The outcome of the newly-ordained Father Martin Umeatuegbu’s case could set a precedent for other foreign-born priests from countries designated by the U.S. as “high risk.”
The U.S. District Court for the District of New Mexico issued a temporary restraining order staying the expiration of a Nigerian priest’s student visa while the archdiocese petitions to sponsor his R-1 religious worker visa.
The court’s June 4 decision to issue a temporary stay for Nigerian priest Father Martin Umeatuegbu’s student visa comes after the Trump administration issued proclamations placing a hold on all visa adjustment of status applications and restricting entry for all foreign nationals from “high-risk” countries, including Nigeria.

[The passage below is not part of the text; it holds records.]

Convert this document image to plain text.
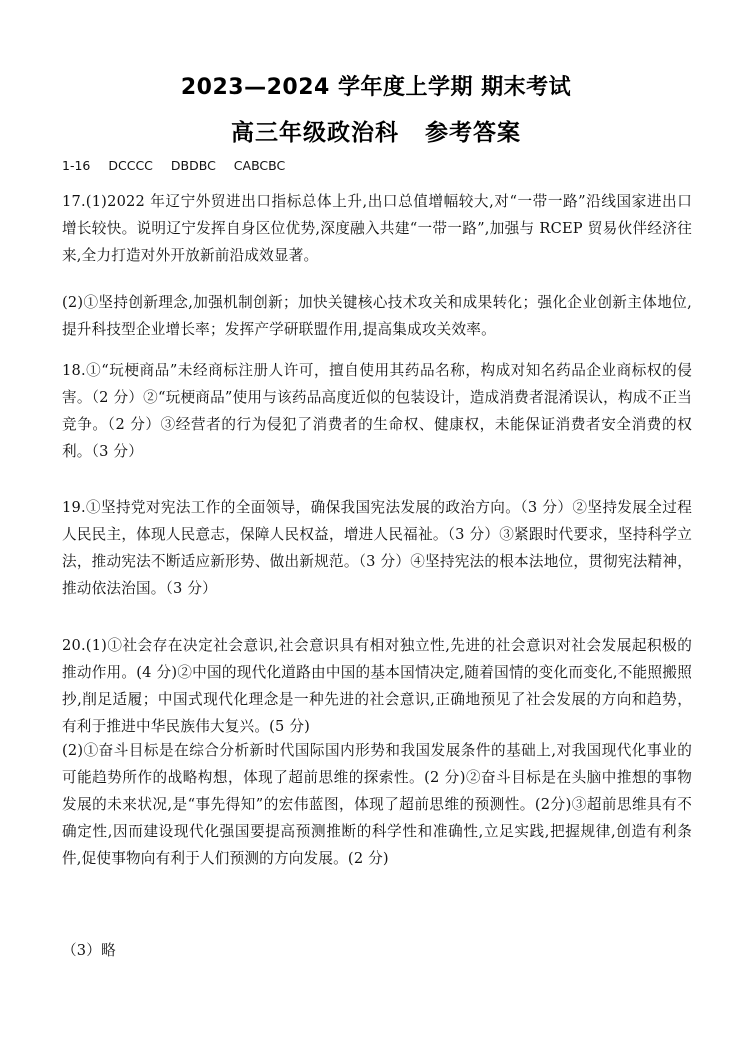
2023—2024 学年度上学期 期末考试
高三年级政治科 参考答案
1-16 DCCCC DBDBC CABCBC
17.(1)2022 年辽宁外贸进出口指标总体上升,出口总值增幅较大,对“一带一路”沿线国家进出口增长较快。说明辽宁发挥自身区位优势,深度融入共建“一带一路”,加强与 RCEP 贸易伙伴经济往来,全力打造对外开放新前沿成效显著。
(2)①坚持创新理念,加强机制创新；加快关键核心技术攻关和成果转化；强化企业创新主体地位,提升科技型企业增长率；发挥产学研联盟作用,提高集成攻关效率。
18.①“玩梗商品”未经商标注册人许可，擅自使用其药品名称，构成对知名药品企业商标权的侵害。（2 分）②“玩梗商品”使用与该药品高度近似的包装设计，造成消费者混淆误认，构成不正当竞争。（2 分）③经营者的行为侵犯了消费者的生命权、健康权，未能保证消费者安全消费的权利。（3 分）
19.①坚持党对宪法工作的全面领导，确保我国宪法发展的政治方向。（3 分）②坚持发展全过程人民民主，体现人民意志，保障人民权益，增进人民福祉。（3 分）③紧跟时代要求，坚持科学立法，推动宪法不断适应新形势、做出新规范。（3 分）④坚持宪法的根本法地位，贯彻宪法精神，推动依法治国。（3 分）
20.(1)①社会存在决定社会意识,社会意识具有相对独立性,先进的社会意识对社会发展起积极的推动作用。(4 分)②中国的现代化道路由中国的基本国情决定,随着国情的变化而变化,不能照搬照抄,削足适履；中国式现代化理念是一种先进的社会意识,正确地预见了社会发展的方向和趋势，有利于推进中华民族伟大复兴。(5 分)
(2)①奋斗目标是在综合分析新时代国际国内形势和我国发展条件的基础上,对我国现代化事业的可能趋势所作的战略构想，体现了超前思维的探索性。(2 分)②奋斗目标是在头脑中推想的事物发展的未来状况,是“事先得知”的宏伟蓝图，体现了超前思维的预测性。(2分)③超前思维具有不确定性,因而建设现代化强国要提高预测推断的科学性和准确性,立足实践,把握规律,创造有利条件,促使事物向有利于人们预测的方向发展。(2 分)
（3）略
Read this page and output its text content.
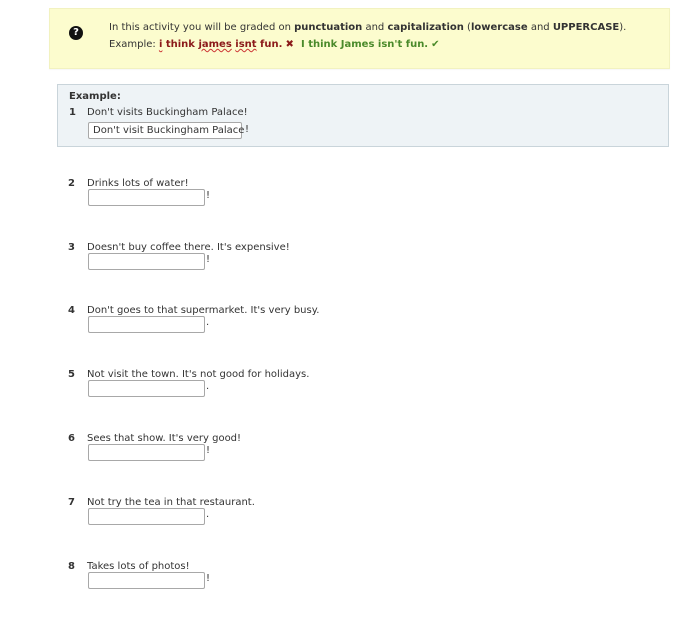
?	In this activity you will be graded on punctuation and capitalization (lowercase and UPPERCASE).
Example: i think james isnt fun. ✖ I think James isn't fun. ✔
Example:
1 Don't visits Buckingham Palace!
Don't visit Buckingham Palace !
2 Drinks lots of water!
!
3 Doesn't buy coffee there. It's expensive!
!
4 Don't goes to that supermarket. It's very busy.
.
5 Not visit the town. It's not good for holidays.
.
6 Sees that show. It's very good!
!
7 Not try the tea in that restaurant.
.
8 Takes lots of photos!
!
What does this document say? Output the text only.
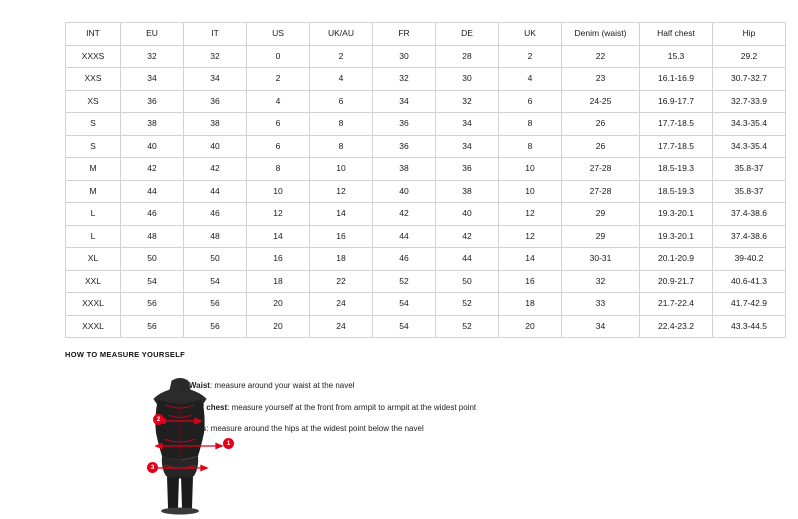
INT	EU	IT	US	UK/AU	FR	DE	UK	Denim (waist)	Half chest	Hip
XXXS	32	32	0	2	30	28	2	22	15.3	29.2
XXS	34	34	2	4	32	30	4	23	16.1-16.9	30.7-32.7
XS	36	36	4	6	34	32	6	24-25	16.9-17.7	32.7-33.9
S	38	38	6	8	36	34	8	26	17.7-18.5	34.3-35.4
S	40	40	6	8	36	34	8	26	17.7-18.5	34.3-35.4
M	42	42	8	10	38	36	10	27-28	18.5-19.3	35.8-37
M	44	44	10	12	40	38	10	27-28	18.5-19.3	35.8-37
L	46	46	12	14	42	40	12	29	19.3-20.1	37.4-38.6
L	48	48	14	16	44	42	12	29	19.3-20.1	37.4-38.6
XL	50	50	16	18	46	44	14	30-31	20.1-20.9	39-40.2
XXL	54	54	18	22	52	50	16	32	20.9-21.7	40.6-41.3
XXXL	56	56	20	24	54	52	18	33	21.7-22.4	41.7-42.9
XXXL	56	56	20	24	54	52	20	34	22.4-23.2	43.3-44.5
HOW TO MEASURE YOURSELF
1
2
3
1. Waist: measure around your waist at the navel
2. Half chest: measure yourself at the front from armpit to armpit at the widest point
3. Hips: measure around the hips at the widest point below the navel
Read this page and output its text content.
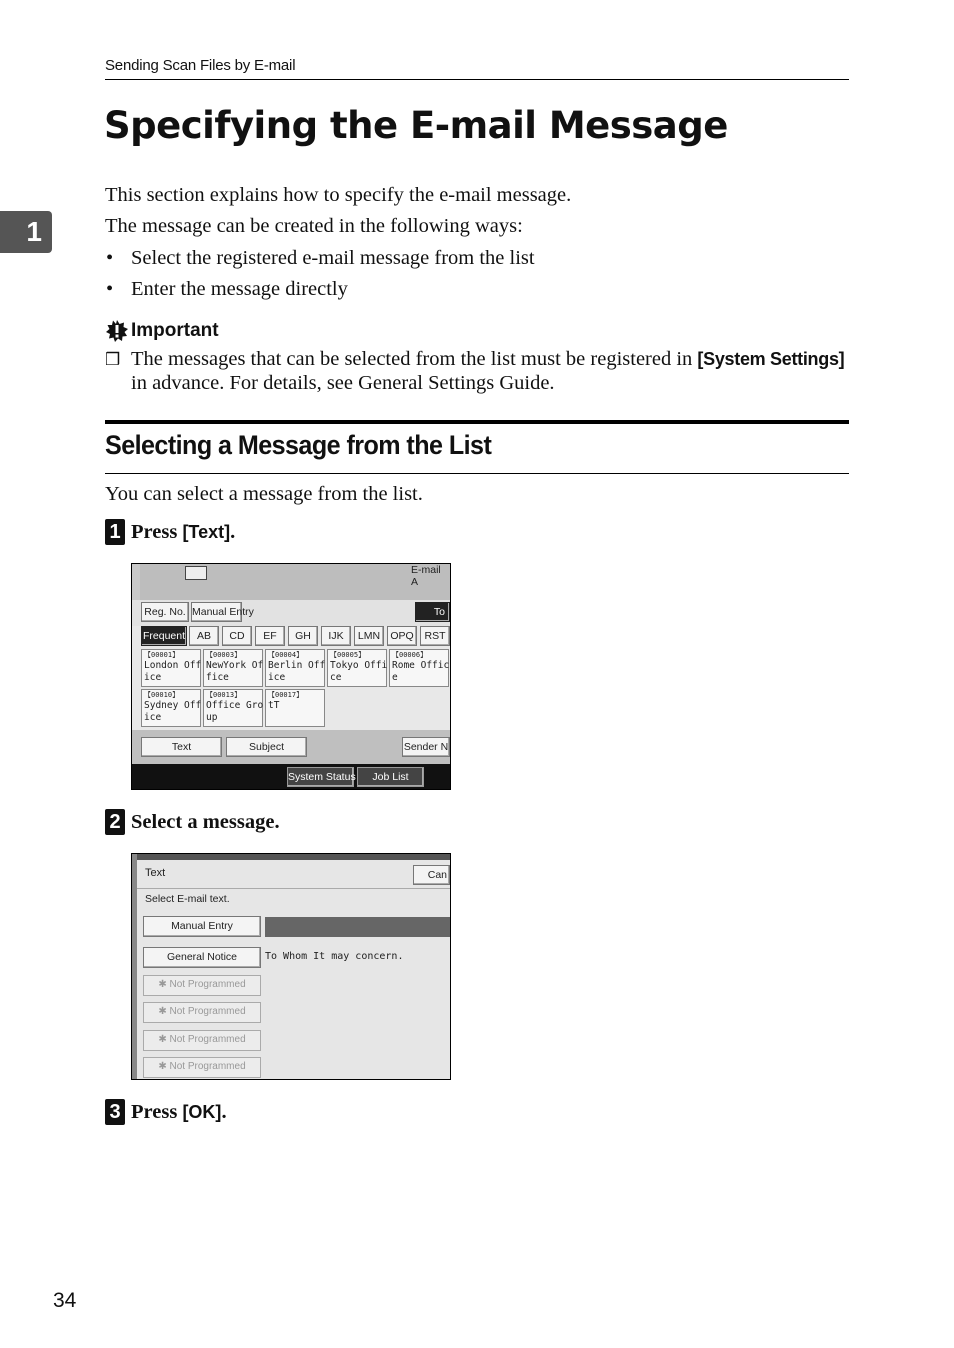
Sending Scan Files by E-mail
Specifying the E-mail Message
1
This section explains how to specify the e-mail message.
The message can be created in the following ways:
• Select the registered e-mail message from the list
• Enter the message directly
Important
❒ The messages that can be selected from the list must be registered in [System Settings] in advance. For details, see General Settings Guide.
Selecting a Message from the List
You can select a message from the list.
1 Press [Text].
E-mail A
Reg. No. Manual Entry	To
Frequent	AB	CD	EF	GH	IJK	LMN OPQ	RST
【00001】
London Off
ice
【00003】
NewYork Of
fice
【00004】
Berlin Off
ice
【00005】
Tokyo Offi
ce
【00006】
Rome Offic
e
【00010】
Sydney Off
ice
【00013】
Office Gro
up
【00017】
tT
Text	Subject	Sender N
System Status	Job List
2 Select a message.
Text	Can
Select E-mail text.
Manual Entry
General Notice	To Whom It may concern.
✱ Not Programmed
✱ Not Programmed
✱ Not Programmed
✱ Not Programmed
3 Press [OK].
34
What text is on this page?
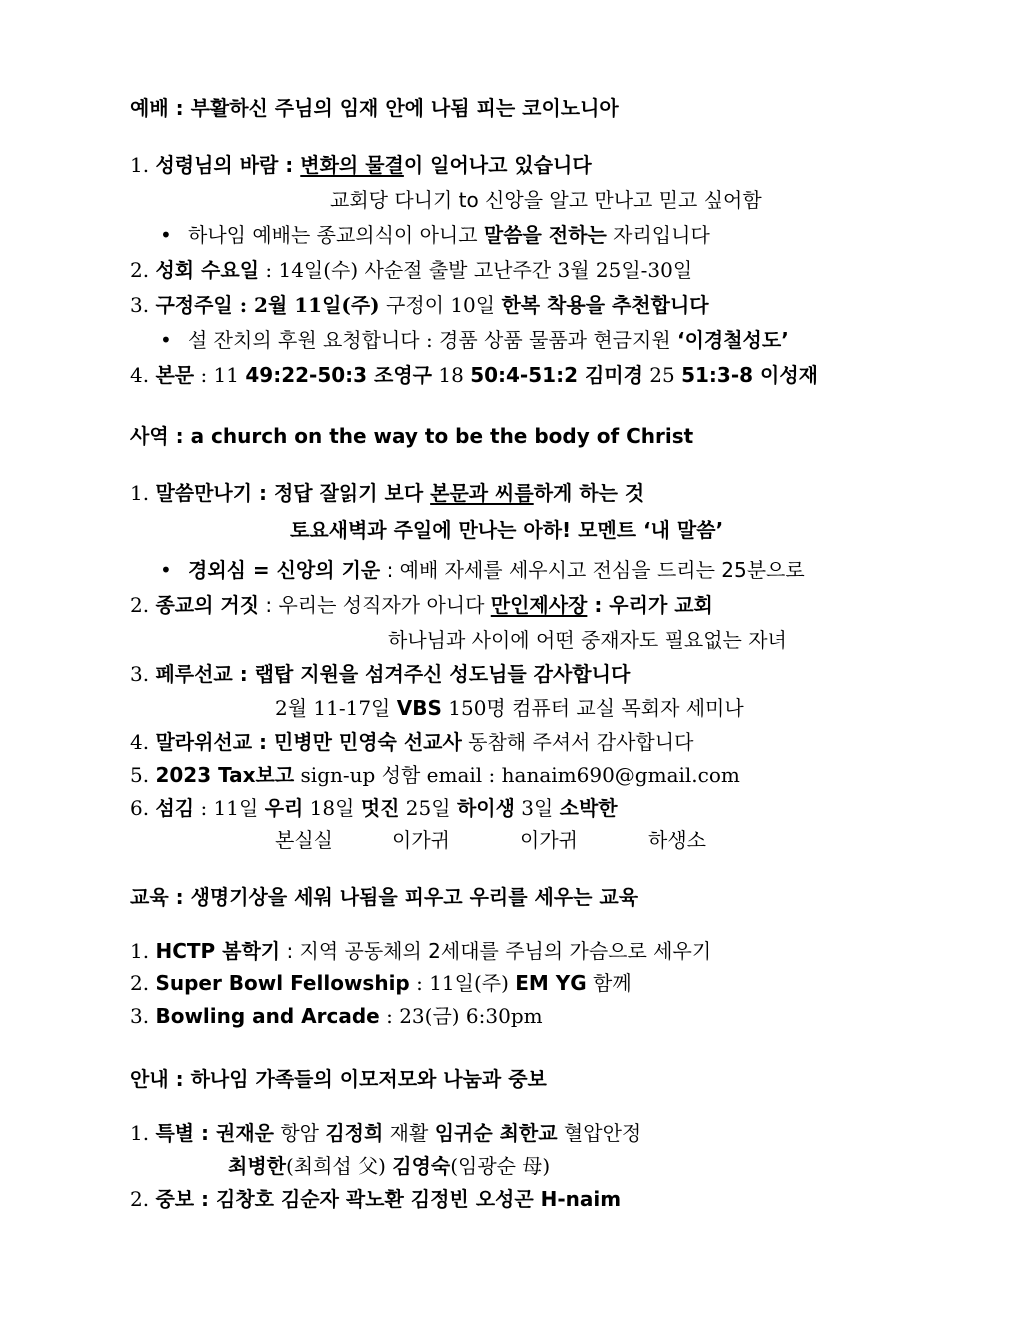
예배 : 부활하신 주님의 임재 안에 나됨 피는 코이노니아
1. 성령님의 바람 : 변화의 물결이 일어나고 있습니다
교회당 다니기 to 신앙을 알고 만나고 믿고 싶어함
• 하나임 예배는 종교의식이 아니고 말씀을 전하는 자리입니다
2. 성회 수요일 : 14일(수) 사순절 출발 고난주간 3월 25일-30일
3. 구정주일 : 2월 11일(주) 구정이 10일 한복 착용을 추천합니다
• 설 잔치의 후원 요청합니다 : 경품 상품 물품과 현금지원 ‘이경철성도’
4. 본문 : 11 49:22-50:3 조영구 18 50:4-51:2 김미경 25 51:3-8 이성재
사역 : a church on the way to be the body of Christ
1. 말씀만나기 : 정답 잘읽기 보다 본문과 씨름하게 하는 것
토요새벽과 주일에 만나는 아하! 모멘트 ‘내 말씀’
• 경외심 = 신앙의 기운 : 예배 자세를 세우시고 전심을 드리는 25분으로
2. 종교의 거짓 : 우리는 성직자가 아니다 만인제사장 : 우리가 교회
하나님과 사이에 어떤 중재자도 필요없는 자녀
3. 페루선교 : 랩탑 지원을 섬겨주신 성도님들 감사합니다
2월 11-17일 VBS 150명 컴퓨터 교실 목회자 세미나
4. 말라위선교 : 민병만 민영숙 선교사 동참해 주셔서 감사합니다
5. 2023 Tax보고 sign-up 성함 email : hanaim690@gmail.com
6. 섬김 : 11일 우리 18일 멋진 25일 하이생 3일 소박한
본실실	이가귀	이가귀	하생소
교육 : 생명기상을 세워 나됨을 피우고 우리를 세우는 교육
1. HCTP 봄학기 : 지역 공동체의 2세대를 주님의 가슴으로 세우기
2. Super Bowl Fellowship : 11일(주) EM YG 함께
3. Bowling and Arcade : 23(금) 6:30pm
안내 : 하나임 가족들의 이모저모와 나눔과 중보
1. 특별 : 권재운 항암 김정희 재활 임귀순 최한교 혈압안정
최병한(최희섭 父) 김영숙(임광순 母)
2. 중보 : 김창호 김순자 곽노환 김정빈 오성곤 H-naim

The 14‑day stay, granted in response to the archdiocese’s May 22 emergency request for a preliminary injunction and temporary restraining order, gives the Archdiocese of Santa Fe time to petition the U.S. government to upgrade Umeatuegbu’s student visa to an R‑1 religious worker visa, a five-year visa typically held by foreign-born priests while serving in the U.S. and applying for green card status.
The outcome of Umeatuegbu’s case could set a precedent for other foreign-born priests from countries designated by the U.S. as “high risk.”
Umeatuegbu’s visa was set to expire on June 4. The Archdiocese of Santa Fe had filed its petition to upgrade his visa to R-1 status on Dec. 31, 2025. Umeatuegbu was ordained to the priesthood on May 23 and has been assigned to St. Anne Parish in Santa Fe.
Umeatuegbu obtained a master of arts degree in theology from Mount Angel Abbey Seminary and was ordained to the diaconate on June 5, 2025, according to the seminary’s website.
The archdiocese did not return EWTN News’ request for comment.
U.S. District Judge Kenneth Gonzales wrote that “the archdiocese is likely to succeed on merits under the Religious Freedom Restoration Act” and said the policy of the U.S. Citizenship and Immigration Services “infringes on the archdiocese’s right to select its minister of choice.”
Gonzales said the U.S. government “is unlikely to demonstrate that the policy is the least restrictive means of furthering a compelling governmental interest,” especially since it has already lifted adjudicative holds on other categories of petitions.